Around this same time, a small but significant shift began — a rise in lobbying efforts to create a more friendly legislative environment for big business. Pension obligations, safety and environmental regulations, tax policy and numerous other legislative issues were ripe for change.
Thus began a transformation of the American economy from industrial production to professional services. Labor and production were offshored to low-cost countries. Business became a global affair. Professional services such as law, accounting, financial management, investing and consulting grew into some of the largest segments of the U.S. economy. Sectors such as agriculture became increasingly characterized by low-cost and often undocumented immigrant labor.
By the late 1980s, the “cool jobs” for U.S. college graduates were in global finance. First, get an MBA, then fall in line to interview for a post in consulting with McKinsey & Co. or Boston Consulting Group, or a spot in banking with Deutsche Bank or HSBC. The cool kids aspired to be like Michael Douglas in 1987’s “Wall Street” — remember walking on the beach and talking on a cell phone the size of a small shoebox? Financial engineering and hedge funds were in the initial stages of becoming the behemoths they are today.

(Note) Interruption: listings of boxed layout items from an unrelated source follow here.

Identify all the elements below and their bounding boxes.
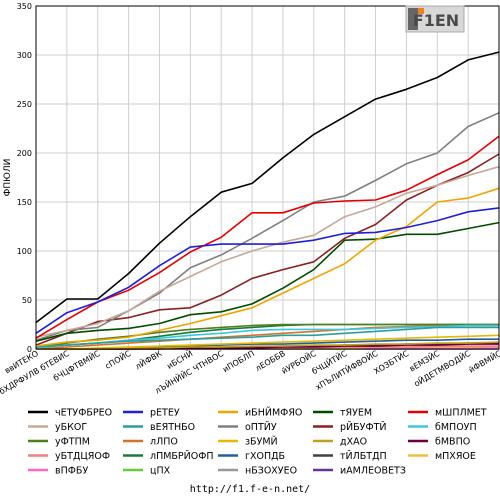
series-line-рЙБУФТЙ	[35, 153, 500, 346]
legend: чЕТУФБРЕО рЕТЕУ иБНЙМФЯО тЯУЕМ мШПЛМЕТ уБКОГ в…	[28, 407, 487, 477]
series-line-рЕТЕУ	[35, 207, 500, 334]
grid-lines	[35, 5, 500, 350]
legend-label: уФТПМ	[55, 437, 90, 448]
y-tick-label: 200	[17, 149, 32, 158]
legend-label: зБУМЙ	[245, 436, 278, 448]
legend-item: цПХ	[123, 466, 171, 477]
logo-text: F1EN	[413, 11, 459, 30]
legend-label: уБТДЦЯОФ	[55, 451, 110, 462]
y-tick-label: 50	[22, 296, 32, 305]
series-line-тЯУЕМ	[35, 221, 500, 342]
plot-frame	[35, 5, 500, 350]
series-line-лЛПО	[35, 324, 499, 350]
legend-label: бМПОУП	[435, 422, 477, 433]
x-tick-label: лЙФВК	[133, 347, 164, 371]
legend-item: гХОПДБ	[218, 451, 285, 462]
y-tick-label: 300	[17, 51, 32, 60]
legend-item: чЕТУФБРЕО	[28, 408, 112, 419]
legend-label: оПТЙУ	[245, 421, 277, 433]
legend-item: иАМЛЕОВЕТЗ	[313, 466, 406, 477]
legend-label: лПМБРЙОФП	[150, 450, 214, 462]
series-line-оПТЙУ	[35, 112, 500, 341]
legend-label: рЕТЕУ	[150, 408, 180, 419]
logo: F1EN	[405, 5, 465, 33]
series-line-мШПЛМЕТ	[35, 135, 500, 339]
legend-item: лЛПО	[123, 437, 178, 448]
legend-item: оПТЙУ	[218, 421, 277, 433]
x-tick-label: йФВМЙС	[466, 347, 500, 375]
legend-label: гХОПДБ	[245, 451, 285, 462]
x-tick-label: ХОЗБТЙС	[371, 347, 411, 376]
legend-label: цПХ	[150, 466, 171, 477]
series-line-уБКОГ	[35, 165, 500, 338]
y-tick-labels: 0 50 100 150 200 250 300 350	[17, 2, 32, 354]
source-url: http://f1.f-e-n.net/	[190, 484, 310, 495]
legend-item: уФТПМ	[28, 437, 90, 448]
legend-item: мПХЯОЕ	[408, 451, 476, 462]
legend-item: бМПОУП	[408, 422, 477, 433]
legend-item: вПФБУ	[28, 466, 88, 477]
y-tick-label: 0	[27, 345, 32, 354]
series-line-чЕТУФБРЕО	[35, 51, 500, 324]
y-tick-label: 350	[17, 2, 32, 11]
legend-item: иБНЙМФЯО	[218, 407, 302, 419]
legend-label: рЙБУФТЙ	[340, 421, 387, 433]
legend-label: иАМЛЕОВЕТЗ	[340, 466, 406, 477]
x-tick-label: сПОЙС	[103, 347, 133, 371]
y-tick-label: 250	[17, 100, 32, 109]
legend-label: уБКОГ	[55, 422, 87, 433]
legend-item: уБКОГ	[28, 422, 87, 433]
legend-item: вЕЯТНБО	[123, 422, 195, 433]
series-line-вЕЯТНБО	[35, 326, 499, 348]
legend-label: чЕТУФБРЕО	[55, 408, 112, 419]
legend-label: мПХЯОЕ	[435, 451, 476, 462]
y-axis-label: ФПЮЛИ	[3, 159, 13, 197]
series-lines	[35, 51, 500, 350]
legend-label: тЙЛБТДП	[340, 450, 387, 462]
legend-item: нБЗОХУЕО	[218, 466, 297, 477]
legend-item: тЙЛБТДП	[313, 450, 387, 462]
legend-label: вЕЯТНБО	[150, 422, 195, 433]
legend-item: уБТДЦЯОФ	[28, 451, 110, 462]
series-line-иБНЙМФЯО	[35, 187, 500, 347]
legend-label: бМВПО	[435, 437, 470, 448]
legend-label: вПФБУ	[55, 466, 88, 477]
legend-item: рЕТЕУ	[123, 408, 180, 419]
legend-item: бМВПО	[408, 437, 470, 448]
y-tick-label: 100	[17, 247, 32, 256]
legend-item: зБУМЙ	[218, 436, 278, 448]
x-tick-label: иПОБЛП	[221, 349, 256, 374]
legend-label: тЯУЕМ	[340, 408, 372, 419]
legend-item: лПМБРЙОФП	[123, 450, 214, 462]
legend-item: мШПЛМЕТ	[408, 408, 487, 419]
y-tick-label: 150	[17, 198, 32, 207]
legend-label: дХАО	[340, 437, 367, 448]
legend-label: нБЗОХУЕО	[245, 466, 297, 477]
legend-item: дХАО	[313, 437, 367, 448]
legend-item: рЙБУФТЙ	[313, 421, 387, 433]
series-line-уФТПМ	[35, 323, 499, 348]
legend-label: мШПЛМЕТ	[435, 408, 487, 419]
legend-label: лЛПО	[150, 437, 178, 448]
legend-item: тЯУЕМ	[313, 408, 372, 419]
series-line-зБУМЙ	[36, 334, 500, 350]
legend-label: иБНЙМФЯО	[245, 407, 302, 419]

Fast-forwarding to today, hindsight makes it easy to see some of the downsides to that economic transformation. Labor has been devalued in our economy. The stability of a company-guaranteed, defined contribution, pension-funded retirement has been traded off for the volatility of self-determined 401(k) plans. Overheated financial derivatives, namely mortgage-backed securities, crashed during the Great Recession. An entire generation saw the comfortable retirement hopes of their big company-employed parents crash onto the rocks of income disparity.
Today, cool jobs seem more like get-rich-quick schemes — develop an app and sell it to someone else and cash out quickly in the venture capital market. Is wealth all there is? Even big tech barons seem only passingly cool. Hoodies and T-shirts are more the products of basement-bred Xbox culture than anything close to the corporate cool of Lee Iacocca or Michael Douglas. Craft brewing, the celebrity culture of “Top Chef,” or being a social media influencer all pale in comparison with being a captain of industry.
It’s time for business to find its cool again. Just as 2020 offered an opportunity to slow down, retool and rethink, 2021 offers an opportunity to reboot and rebuild the kinds of businesses that serve everyone.